The OfflineTrain class is a subclass of the BaseTrain class. It provides methods for performing offline training of a machine learning model. It includes functionality for splitting data into train, validation, and test sets, training the model, performing model checks, analyzing the model, comparing models, checking for model bias, and retraining the model on all available data.

Configuration

Required Configuration

The OfflineTrain requires the following components:

  • data_splitter
  • metadata_tracker
  • resource_version_control
  • model_explainer
  • model_checker
  • model_visualizer
  • model_bias_checker

Methods

split_data

Split the input data into train, validation, and test sets using the configured data splitter.

def split_data(self, data, *args, **kwargs)

Arguments:

  • data (object): A DataFrame containing the input data to be split.

Returns:

  • A dictionary with train, validation, and test data where each is a DataFrame containing the corresponding split.

train_model

Train a machine learning model using the input data and return the trained model and model version. If a hyperparameter tuner is configured, it will be used to search for the optimal hyperparameters for the model.

def train_model(self, data, *args, **kwargs)

Arguments:

  • data (object): A dictionary containing train, validation, and test data as returned by the split_data method.

Returns:

  • A tuple of the trained model and model version.

check_model

Perform model checks on the input data and trained model, log the results in the metadata tracker, and notify via email if any issues are found with the checks.

def check_model(self, data_dict, model, model_version, *args, **kwargs)

Arguments:

  • data_dict (object): A dictionary containing train, validation, and test data as returned by the split_data method.
  • model (object): The trained machine learning model to be checked.
  • model_version (object): The version of the model being checked.

analyze_model

Generate feature importance plots, compare the model and data to a baseline, and generate visualizations to assist in model analysis.

def analyze_model(self, data_dict, model, model_version, *args, **kwargs)

Arguments:

  • data_dict (object): A dictionary containing train, validation, and test data as returned by the split_data method.
  • model (object): The trained machine learning model to be analyzed.
  • model_version (object): The version of the model to be analyzed.

compare_models

Compare the current model to the previously deployed model, log the comparison results in the metadata tracker, and return a boolean indicating if the current model is an improvement over the previous model.

def compare_models(self, data_dict, model, model_version, *args, **kwargs)

Arguments:

  • data_dict (object): A dictionary containing train, validation, and test data as returned by the split_data method.
  • model (object): The trained machine learning model to be analyzed.
  • model_version (object): The version of the model being tested for improvement.

Returns:

  • A boolean indicating if the current model is an improvement over the previous model.
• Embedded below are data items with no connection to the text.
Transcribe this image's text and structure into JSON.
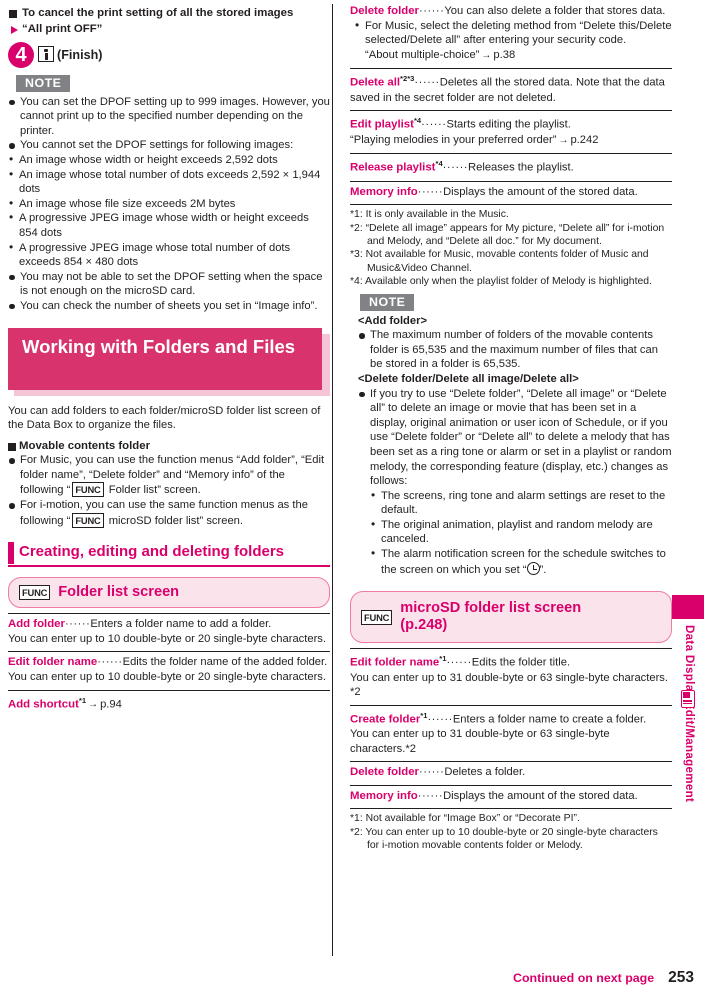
{
  "page": {
    "number": "253",
    "continued": "Continued on next page",
    "side_tab_label": "Data Display/Edit/Management"
  },
  "left": {
    "cancel_head": "To cancel the print setting of all the stored images",
    "cancel_option": "“All print OFF”",
    "step": {
      "number": "4",
      "label": "(Finish)"
    },
    "note_label": "NOTE",
    "notes": [
      "You can set the DPOF setting up to 999 images. However, you cannot print up to the specified number depending on the printer.",
      "You cannot set the DPOF settings for following images:",
      "You may not be able to set the DPOF setting when the space is not enough on the microSD card.",
      "You can check the number of sheets you set in “Image info”."
    ],
    "note_sublist": [
      "An image whose width or height exceeds 2,592 dots",
      "An image whose total number of dots exceeds 2,592 × 1,944 dots",
      "An image whose file size exceeds 2M bytes",
      "A progressive JPEG image whose width or height exceeds 854 dots",
      "A progressive JPEG image whose total number of dots exceeds 854 × 480 dots"
    ],
    "banner_title": "Working with Folders and Files",
    "intro": "You can add folders to each folder/microSD folder list screen of the Data Box to organize the files.",
    "movable_head": "Movable contents folder",
    "movable_items": [
      "For Music, you can use the function menus “Add folder”, “Edit folder name”, “Delete folder” and “Memory info” of the following “",
      "For i-motion, you can use the same function menus as the following “"
    ],
    "movable_items_tail": [
      " Folder list” screen.",
      " microSD folder list” screen."
    ],
    "func_tag": "FUNC",
    "section_head": "Creating, editing and deleting folders",
    "panel_title": "Folder list screen",
    "entries": [
      {
        "term": "Add folder",
        "dots": "······",
        "desc": "Enters a folder name to add a folder.",
        "extra": "You can enter up to 10 double-byte or 20 single-byte characters."
      },
      {
        "term": "Edit folder name",
        "dots": "······",
        "desc": "Edits the folder name of the added folder.",
        "extra": "You can enter up to 10 double-byte or 20 single-byte characters."
      },
      {
        "term": "Add shortcut",
        "sup": "*1",
        "arrow": "→",
        "ref": "p.94"
      }
    ]
  },
  "right": {
    "entries_top": [
      {
        "term": "Delete folder",
        "dots": "······",
        "desc": "You can also delete a folder that stores data.",
        "bullet": "For Music, select the deleting method from “Delete this/Delete selected/Delete all” after entering your security code.",
        "bullet_ref": "“About multiple-choice”",
        "bullet_arrow": "→",
        "bullet_page": "p.38"
      },
      {
        "term": "Delete all",
        "sup": "*2*3",
        "dots": "······",
        "desc": "Deletes all the stored data. Note that the data saved in the secret folder are not deleted."
      },
      {
        "term": "Edit playlist",
        "sup": "*4",
        "dots": "······",
        "desc": "Starts editing the playlist.",
        "extra": "“Playing melodies in your preferred order”",
        "extra_arrow": "→",
        "extra_page": "p.242"
      },
      {
        "term": "Release playlist",
        "sup": "*4",
        "dots": "······",
        "desc": "Releases the playlist."
      },
      {
        "term": "Memory info",
        "dots": "······",
        "desc": "Displays the amount of the stored data."
      }
    ],
    "footnotes_top": [
      "*1: It is only available in the Music.",
      "*2: “Delete all image” appears for My picture, “Delete all” for i-motion and Melody, and “Delete all doc.” for My document.",
      "*3: Not available for Music, movable contents folder of Music and Music&Video Channel.",
      "*4: Available only when the playlist folder of Melody is highlighted."
    ],
    "note_label": "NOTE",
    "note_head_1": "<Add folder>",
    "note_item_1": "The maximum number of folders of the movable contents folder is 65,535 and the maximum number of files that can be stored in a folder is 65,535.",
    "note_head_2": "<Delete folder/Delete all image/Delete all>",
    "note_item_2": "If you try to use “Delete folder”, “Delete all image” or “Delete all” to delete an image or movie that has been set in a display, original animation or user icon of Schedule, or if you use “Delete folder” or “Delete all” to delete a melody that has been set as a ring tone or alarm or set in a playlist or random melody, the corresponding feature (display, etc.) changes as follows:",
    "note_sublist_2": [
      "The screens, ring tone and alarm settings are reset to the default.",
      "The original animation, playlist and random melody are canceled.",
      "The alarm notification screen for the schedule switches to the screen on which you set “"
    ],
    "note_sublist_2_tail": "”.",
    "func_tag": "FUNC",
    "panel_title_line1": "microSD folder list screen",
    "panel_title_line2": "(p.248)",
    "entries_bottom": [
      {
        "term": "Edit folder name",
        "sup": "*1",
        "dots": "······",
        "desc": "Edits the folder title.",
        "extra": "You can enter up to 31 double-byte or 63 single-byte characters. *2"
      },
      {
        "term": "Create folder",
        "sup": "*1",
        "dots": "······",
        "desc": "Enters a folder name to create a folder.",
        "extra": "You can enter up to 31 double-byte or 63 single-byte characters.*2"
      },
      {
        "term": "Delete folder",
        "dots": "······",
        "desc": "Deletes a folder."
      },
      {
        "term": "Memory info",
        "dots": "······",
        "desc": "Displays the amount of the stored data."
      }
    ],
    "footnotes_bottom": [
      "*1: Not available for “Image Box” or “Decorate PI”.",
      "*2: You can enter up to 10 double-byte or 20 single-byte characters for i-motion movable contents folder or Melody."
    ]
  },
  "colors": {
    "accent": "#d9006c",
    "banner": "#d8336d",
    "banner_shadow": "#f6c4d7",
    "panel_bg": "#fbe3ec",
    "panel_border": "#ef7ba6",
    "note_badge": "#808285"
  }
}
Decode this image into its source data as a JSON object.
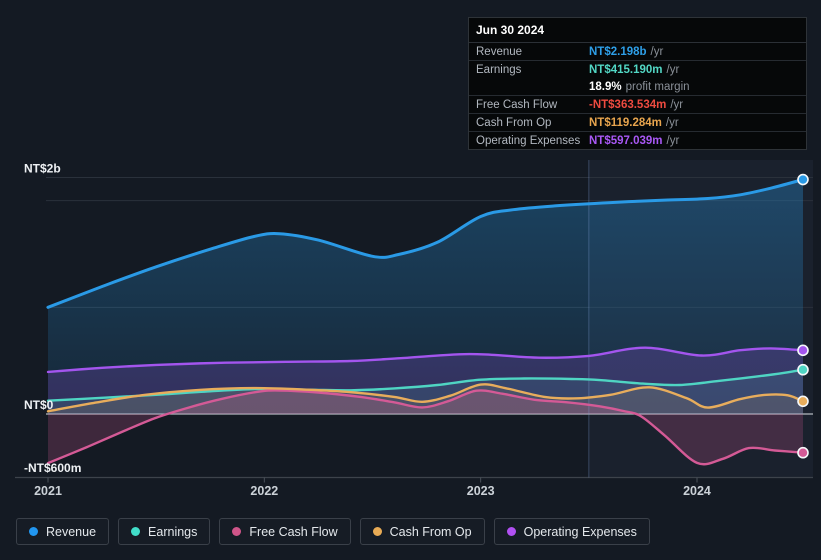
{
  "chart_data": {
    "type": "area",
    "y_unit": "NT$ millions",
    "x_ticks": [
      2021,
      2022,
      2023,
      2024
    ],
    "x_tick_labels": [
      "2021",
      "2022",
      "2023",
      "2024"
    ],
    "x_range": [
      2021.0,
      2024.49
    ],
    "y_range": [
      -600,
      2217
    ],
    "y_gridline_values": [
      2217,
      2000,
      1000,
      0,
      -600
    ],
    "y_axis_labels": [
      {
        "text": "NT$2b",
        "value": 2000
      },
      {
        "text": "NT$0",
        "value": 0
      },
      {
        "text": "-NT$600m",
        "value": -600
      }
    ],
    "highlight_from_x": 2023.5,
    "grid": true,
    "legend_position": "bottom",
    "series": [
      {
        "name": "Revenue",
        "color": "#2a9ae6",
        "points": [
          [
            2021.0,
            1000
          ],
          [
            2021.25,
            1195
          ],
          [
            2021.5,
            1380
          ],
          [
            2021.75,
            1545
          ],
          [
            2021.95,
            1663
          ],
          [
            2022.07,
            1690
          ],
          [
            2022.25,
            1630
          ],
          [
            2022.5,
            1478
          ],
          [
            2022.62,
            1495
          ],
          [
            2022.8,
            1610
          ],
          [
            2023.0,
            1852
          ],
          [
            2023.15,
            1915
          ],
          [
            2023.35,
            1952
          ],
          [
            2023.6,
            1982
          ],
          [
            2023.85,
            2005
          ],
          [
            2024.05,
            2020
          ],
          [
            2024.2,
            2055
          ],
          [
            2024.35,
            2122
          ],
          [
            2024.49,
            2198
          ]
        ]
      },
      {
        "name": "Earnings",
        "color": "#4fd5c3",
        "points": [
          [
            2021.0,
            125
          ],
          [
            2021.25,
            152
          ],
          [
            2021.5,
            180
          ],
          [
            2021.75,
            213
          ],
          [
            2021.97,
            234
          ],
          [
            2022.2,
            228
          ],
          [
            2022.4,
            222
          ],
          [
            2022.6,
            240
          ],
          [
            2022.8,
            272
          ],
          [
            2023.0,
            322
          ],
          [
            2023.2,
            333
          ],
          [
            2023.42,
            328
          ],
          [
            2023.55,
            318
          ],
          [
            2023.75,
            285
          ],
          [
            2023.92,
            272
          ],
          [
            2024.1,
            310
          ],
          [
            2024.25,
            345
          ],
          [
            2024.4,
            385
          ],
          [
            2024.49,
            415
          ]
        ]
      },
      {
        "name": "Free Cash Flow",
        "color": "#d45a96",
        "points": [
          [
            2021.0,
            -460
          ],
          [
            2021.18,
            -310
          ],
          [
            2021.35,
            -160
          ],
          [
            2021.5,
            -35
          ],
          [
            2021.65,
            60
          ],
          [
            2021.8,
            140
          ],
          [
            2021.97,
            208
          ],
          [
            2022.07,
            220
          ],
          [
            2022.25,
            202
          ],
          [
            2022.45,
            158
          ],
          [
            2022.6,
            110
          ],
          [
            2022.73,
            62
          ],
          [
            2022.85,
            120
          ],
          [
            2022.98,
            218
          ],
          [
            2023.1,
            190
          ],
          [
            2023.25,
            133
          ],
          [
            2023.4,
            110
          ],
          [
            2023.55,
            72
          ],
          [
            2023.66,
            28
          ],
          [
            2023.74,
            -20
          ],
          [
            2023.85,
            -200
          ],
          [
            2024.0,
            -458
          ],
          [
            2024.12,
            -420
          ],
          [
            2024.24,
            -320
          ],
          [
            2024.36,
            -342
          ],
          [
            2024.49,
            -363
          ]
        ]
      },
      {
        "name": "Cash From Op",
        "color": "#e8ad5c",
        "points": [
          [
            2021.0,
            25
          ],
          [
            2021.2,
            100
          ],
          [
            2021.45,
            180
          ],
          [
            2021.7,
            226
          ],
          [
            2021.95,
            243
          ],
          [
            2022.2,
            228
          ],
          [
            2022.4,
            204
          ],
          [
            2022.6,
            160
          ],
          [
            2022.73,
            114
          ],
          [
            2022.86,
            172
          ],
          [
            2023.0,
            276
          ],
          [
            2023.12,
            240
          ],
          [
            2023.3,
            158
          ],
          [
            2023.45,
            147
          ],
          [
            2023.6,
            180
          ],
          [
            2023.78,
            250
          ],
          [
            2023.95,
            150
          ],
          [
            2024.05,
            60
          ],
          [
            2024.2,
            140
          ],
          [
            2024.32,
            180
          ],
          [
            2024.42,
            175
          ],
          [
            2024.49,
            119
          ]
        ]
      },
      {
        "name": "Operating Expenses",
        "color": "#a355ee",
        "points": [
          [
            2021.0,
            395
          ],
          [
            2021.25,
            433
          ],
          [
            2021.5,
            460
          ],
          [
            2021.8,
            480
          ],
          [
            2022.1,
            489
          ],
          [
            2022.4,
            497
          ],
          [
            2022.63,
            523
          ],
          [
            2022.9,
            560
          ],
          [
            2023.05,
            555
          ],
          [
            2023.27,
            528
          ],
          [
            2023.5,
            545
          ],
          [
            2023.76,
            622
          ],
          [
            2024.02,
            548
          ],
          [
            2024.2,
            598
          ],
          [
            2024.34,
            615
          ],
          [
            2024.49,
            597
          ]
        ]
      }
    ]
  },
  "tooltip": {
    "date": "Jun 30 2024",
    "rows": [
      {
        "label": "Revenue",
        "value": "NT$2.198b",
        "suffix": "/yr",
        "color": "#2e9fe8"
      },
      {
        "label": "Earnings",
        "value": "NT$415.190m",
        "suffix": "/yr",
        "color": "#52d7c5"
      },
      {
        "label": "Free Cash Flow",
        "value": "-NT$363.534m",
        "suffix": "/yr",
        "color": "#ee4b40"
      },
      {
        "label": "Cash From Op",
        "value": "NT$119.284m",
        "suffix": "/yr",
        "color": "#e8a54e"
      },
      {
        "label": "Operating Expenses",
        "value": "NT$597.039m",
        "suffix": "/yr",
        "color": "#a958f5"
      }
    ],
    "profit_margin": {
      "value": "18.9%",
      "label": "profit margin"
    }
  },
  "legend": {
    "items": [
      {
        "label": "Revenue",
        "color": "#2196f0"
      },
      {
        "label": "Earnings",
        "color": "#41ddc9"
      },
      {
        "label": "Free Cash Flow",
        "color": "#cf5589"
      },
      {
        "label": "Cash From Op",
        "color": "#e8ab55"
      },
      {
        "label": "Operating Expenses",
        "color": "#b150f2"
      }
    ]
  }
}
If there is no previous model to compare to, will return True.

check_model_bias

Check for bias in the input data and trained model and log the results in the metadata tracker.

def check_model_bias(self, data_dict, model, model_version, *args, **kwargs)

Arguments:

  • data_dict (object): A dictionary containing train, validation, and test data as returned by the split_data method.
  • model (object): The trained machine learning model to be checked for bias.
  • model_version (object): The version of the model to be checked for bias.

retrain_model_on_all_data

Retrain a machine learning model on all available data and return the new trained model and model version.

def retrain_model_on_all_data(self, data, model_version, ref_model=None)

Arguments:

  • data (object): A DataFrame containing all the data to be used for retraining.
  • model_version (object): The version of the model to be retrained.
  • ref_model (object): The previous model to be used as a reference.

Returns:

  • A tuple of the trained model and model version.